2012 was the year of awards for Pérez – first she won the prestigious Richard Tucker Award and later in the year she became the 15th winner of the Placido Domingo Award, joining a roster of winners that includes vocal superstars such as Juan Diego Florez and Rolando Villazon. What difference do awards like these make to her developing career? Pérez comes across as remarkably matter of fact and level headed in her reply. “The first rule for a singer is to get out there and do the work. It was my very first teacher who saw that I had a connection with music and who gave me two golden rules – sing into the words and sing into the emotion. With everything I do, I am trying to communicate with the audience and I am looking for a response from them in affirmation of what they are seeing and hearing. It’s a huge responsibility, but what you have to do is consider carefully what roles are right for you, what will fit into your schedule, how you can develop your voice and your vocal personality. When I started, I had great heroines from the past – singers like Maria Callas and Montserrat Caballé – but obviously I am a lyric soprano, so I have to remain true to myself. I have a tremendous connection with the music of Verdi – his music asks everything of you – and having sung Gilda, and Violetta, and now Alice, next year I shall be singing my first Desdemona for Houston Grand Opera. Oh, and I start next year by singing Liu at the Royal Opera House”. The monumental Andrej Serban production of Turandot returns to Covent Garden this autumn, for two runs either side of Christmas, and Pérez will be in the February/March schedule, singing under the idiomatic baton of Nicola Luisotti.

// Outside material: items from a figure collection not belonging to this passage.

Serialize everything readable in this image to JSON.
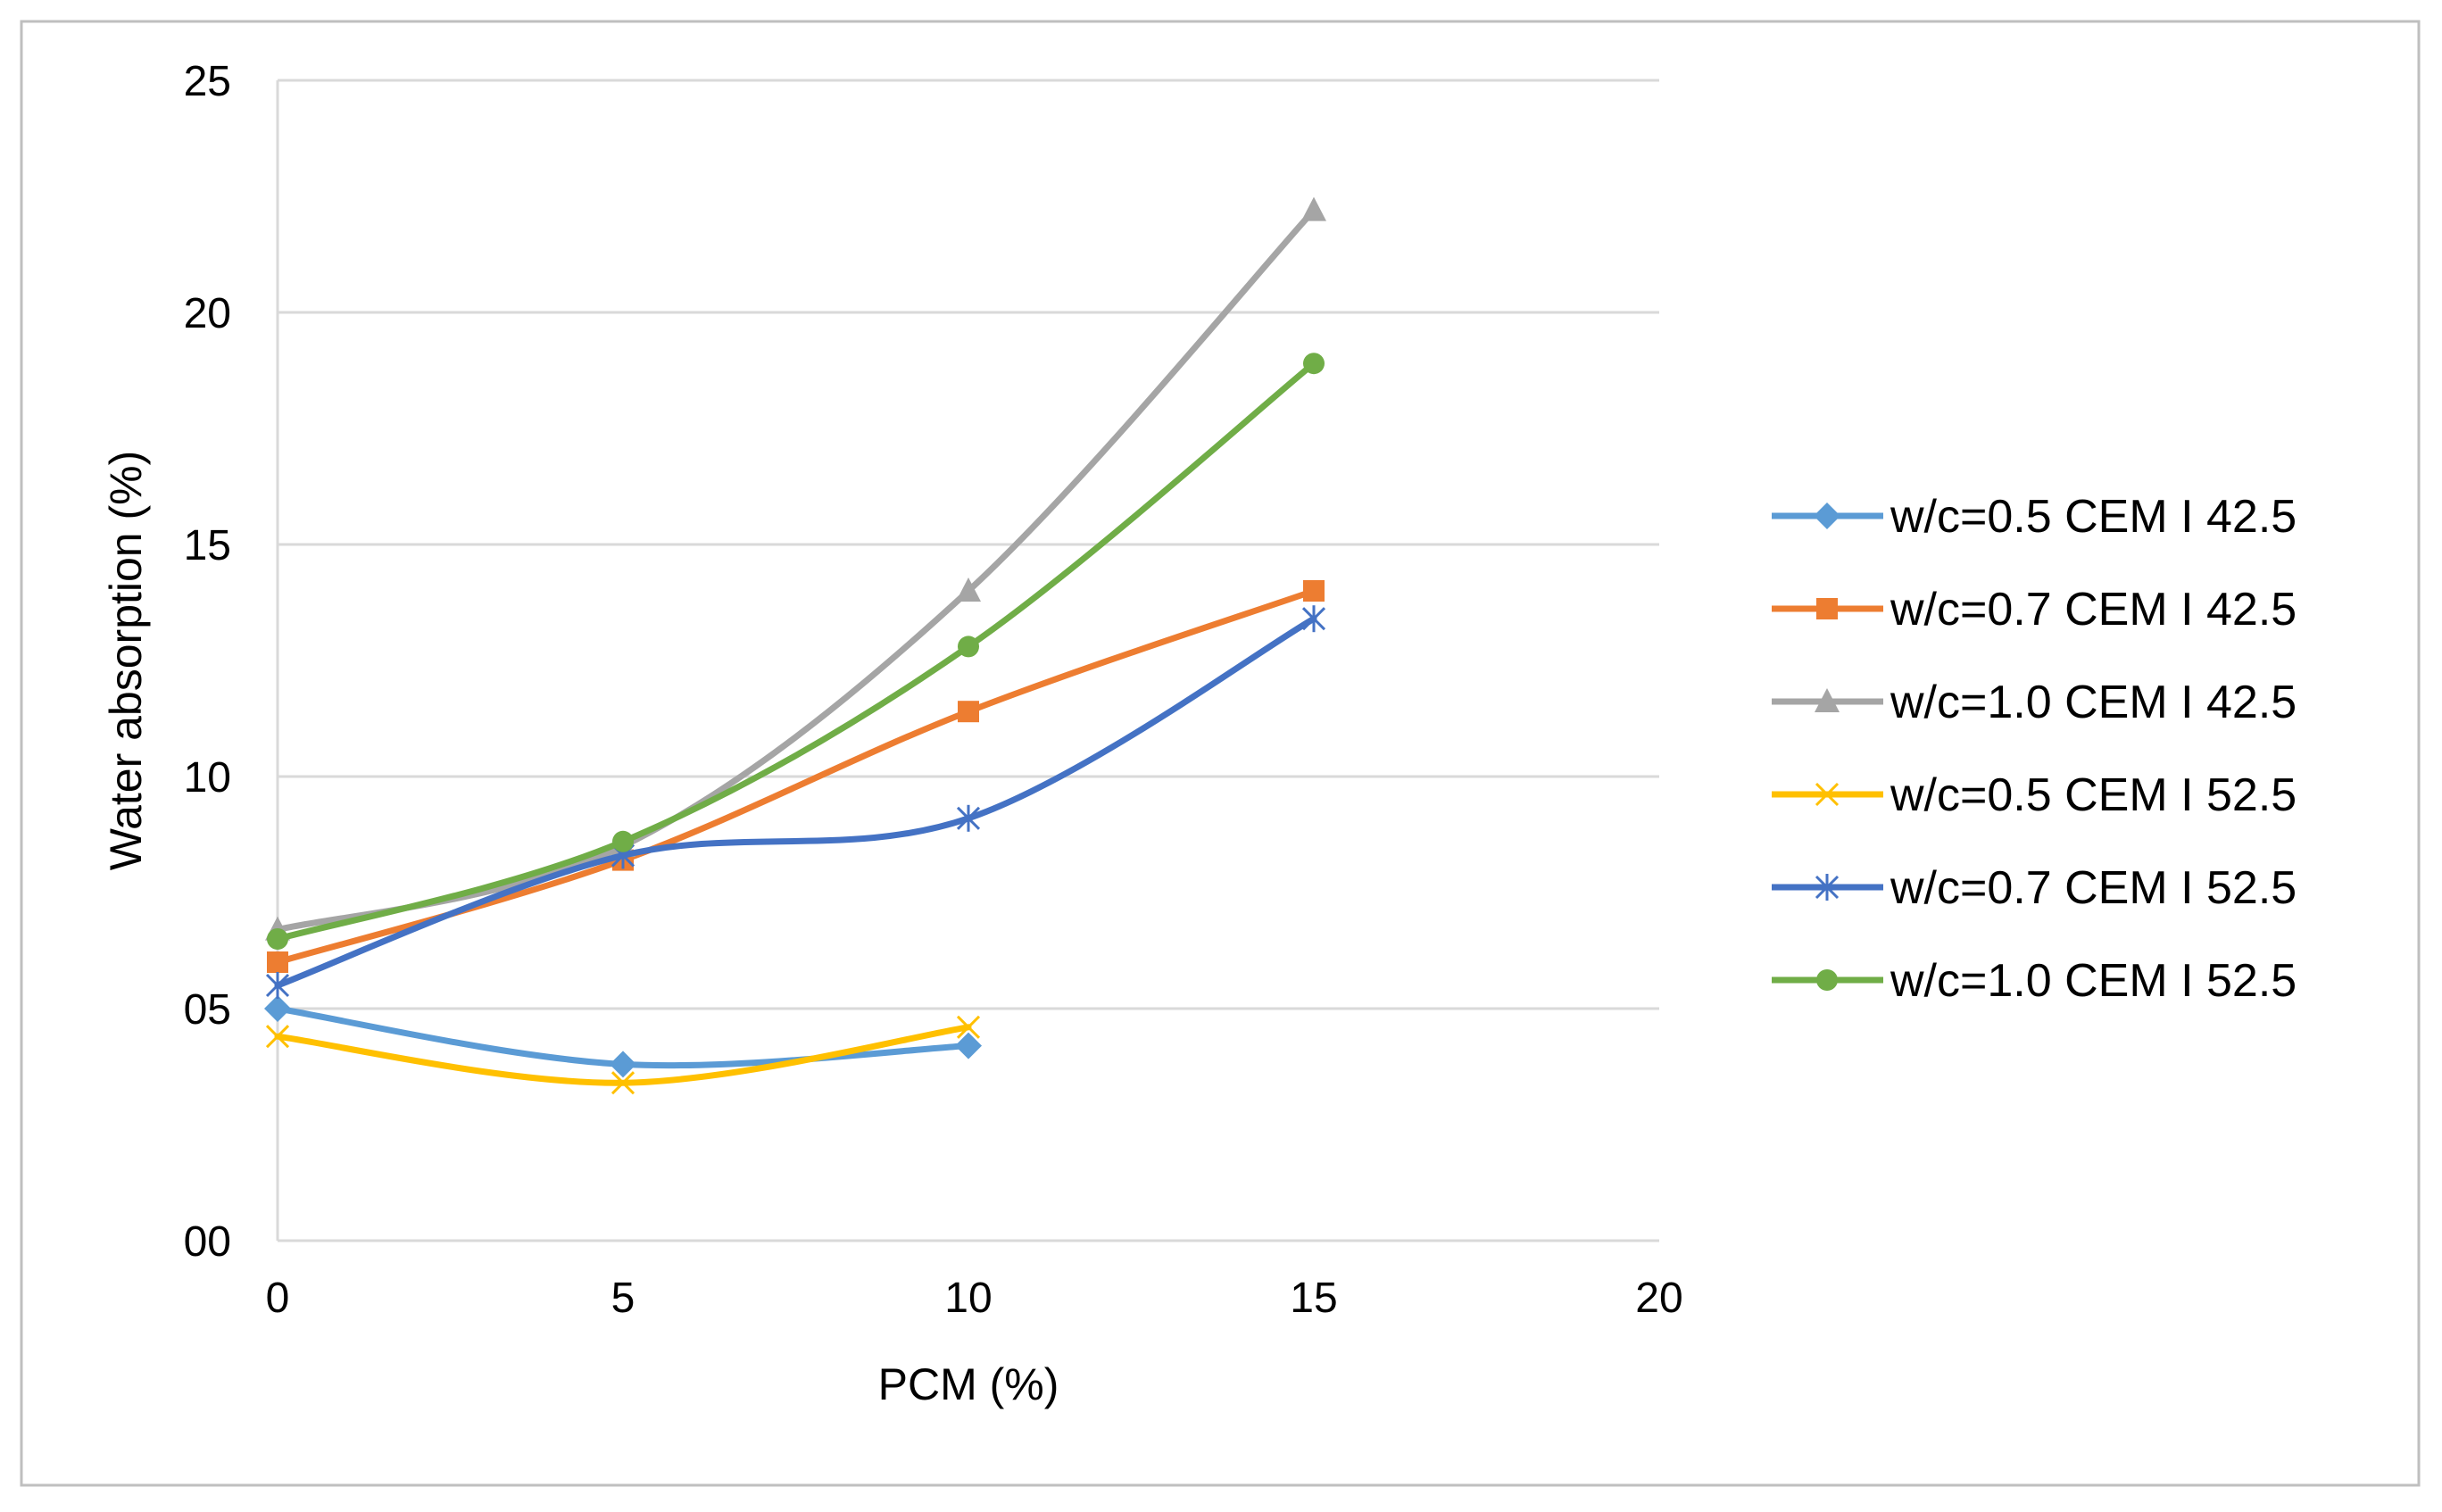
{
  "chart_data": {
    "type": "line",
    "title": "",
    "xlabel": "PCM (%)",
    "ylabel": "Water absorption (%)",
    "xlim": [
      0,
      20
    ],
    "ylim": [
      0,
      25
    ],
    "grid": true,
    "legend_position": "right",
    "x_ticks": [
      0,
      5,
      10,
      15,
      20
    ],
    "x_tick_labels": [
      "0",
      "5",
      "10",
      "15",
      "20"
    ],
    "y_ticks": [
      0,
      5,
      10,
      15,
      20,
      25
    ],
    "y_tick_labels": [
      "00",
      "05",
      "10",
      "15",
      "20",
      "25"
    ],
    "series": [
      {
        "name": "w/c=0.5 CEM I 42.5",
        "color": "#5B9BD5",
        "marker": "diamond",
        "x": [
          0,
          5,
          10
        ],
        "values": [
          5.0,
          3.8,
          4.2
        ]
      },
      {
        "name": "w/c=0.7 CEM I 42.5",
        "color": "#ED7D31",
        "marker": "square",
        "x": [
          0,
          5,
          10,
          15
        ],
        "values": [
          6.0,
          8.2,
          11.4,
          14.0
        ]
      },
      {
        "name": "w/c=1.0 CEM I 42.5",
        "color": "#A5A5A5",
        "marker": "triangle",
        "x": [
          0,
          5,
          10,
          15
        ],
        "values": [
          6.7,
          8.5,
          14.0,
          22.2
        ]
      },
      {
        "name": "w/c=0.5 CEM I 52.5",
        "color": "#FFC000",
        "marker": "x",
        "x": [
          0,
          5,
          10
        ],
        "values": [
          4.4,
          3.4,
          4.6
        ]
      },
      {
        "name": "w/c=0.7 CEM I 52.5",
        "color": "#4472C4",
        "marker": "asterisk",
        "x": [
          0,
          5,
          10,
          15
        ],
        "values": [
          5.5,
          8.3,
          9.1,
          13.4
        ]
      },
      {
        "name": "w/c=1.0 CEM I 52.5",
        "color": "#70AD47",
        "marker": "circle",
        "x": [
          0,
          5,
          10,
          15
        ],
        "values": [
          6.5,
          8.6,
          12.8,
          18.9
        ]
      }
    ]
  }
}
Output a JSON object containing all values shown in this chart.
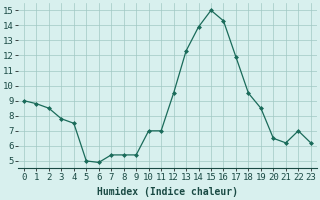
{
  "x": [
    0,
    1,
    2,
    3,
    4,
    5,
    6,
    7,
    8,
    9,
    10,
    11,
    12,
    13,
    14,
    15,
    16,
    17,
    18,
    19,
    20,
    21,
    22,
    23
  ],
  "y": [
    9.0,
    8.8,
    8.5,
    7.8,
    7.5,
    5.0,
    4.9,
    5.4,
    5.4,
    5.4,
    7.0,
    7.0,
    9.5,
    12.3,
    13.9,
    15.0,
    14.3,
    11.9,
    9.5,
    8.5,
    6.5,
    6.2,
    7.0,
    6.2
  ],
  "xlabel": "Humidex (Indice chaleur)",
  "xlim": [
    -0.5,
    23.5
  ],
  "ylim": [
    4.5,
    15.5
  ],
  "yticks": [
    5,
    6,
    7,
    8,
    9,
    10,
    11,
    12,
    13,
    14,
    15
  ],
  "xtick_labels": [
    "0",
    "1",
    "2",
    "3",
    "4",
    "5",
    "6",
    "7",
    "8",
    "9",
    "10",
    "11",
    "12",
    "13",
    "14",
    "15",
    "16",
    "17",
    "18",
    "19",
    "20",
    "21",
    "22",
    "23"
  ],
  "line_color": "#1a6b5a",
  "marker_color": "#1a6b5a",
  "bg_color": "#d8f0ee",
  "grid_color": "#a0c8c4",
  "xlabel_fontsize": 7,
  "tick_fontsize": 6.5
}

2013 is of course Verdi, Wagner and Britten year. Pérez’s involvement with Verdi and her love of his music is clear, and already well documented. What about Britten? “Well, I haven’t yet sung any Britten. I should love to, and I’m sure I will before too long”. And Wagner? It is of course not always wise for a young singer to take up Wagnerian roles too early, because of the sheer physical demands on the voice, but I tempt Pérez to imagine the first part in a Wagner opera that she might sing. “Hmm, I think it has to be Elsa, or maybe Eva… No, let’s say Elsa!” We all might have to wait a little while for that.
Successful roles in successful productions make for happy singers, and Pérez is clearly happy and feeling at home with her cast and fellow principals and Glyndebourne environment at the moment. But before we part company, she stresses once again how keen she is to work at her art, and assures me that she has “a great desire to learn”. Audiences enjoying a radiant Alice Ford at Glyndebourne for the next few weeks may think they are seeing and hearing a lead soprano at the height of her powers, but I have a feeling that Pérez has huge potential for further development yet. It will be fascinating to see how she matures and develops further in the course of an exciting operatic journey.
Ailyn Pérez is currently appearing at the Glyndebourne in Verdi's Falstaff.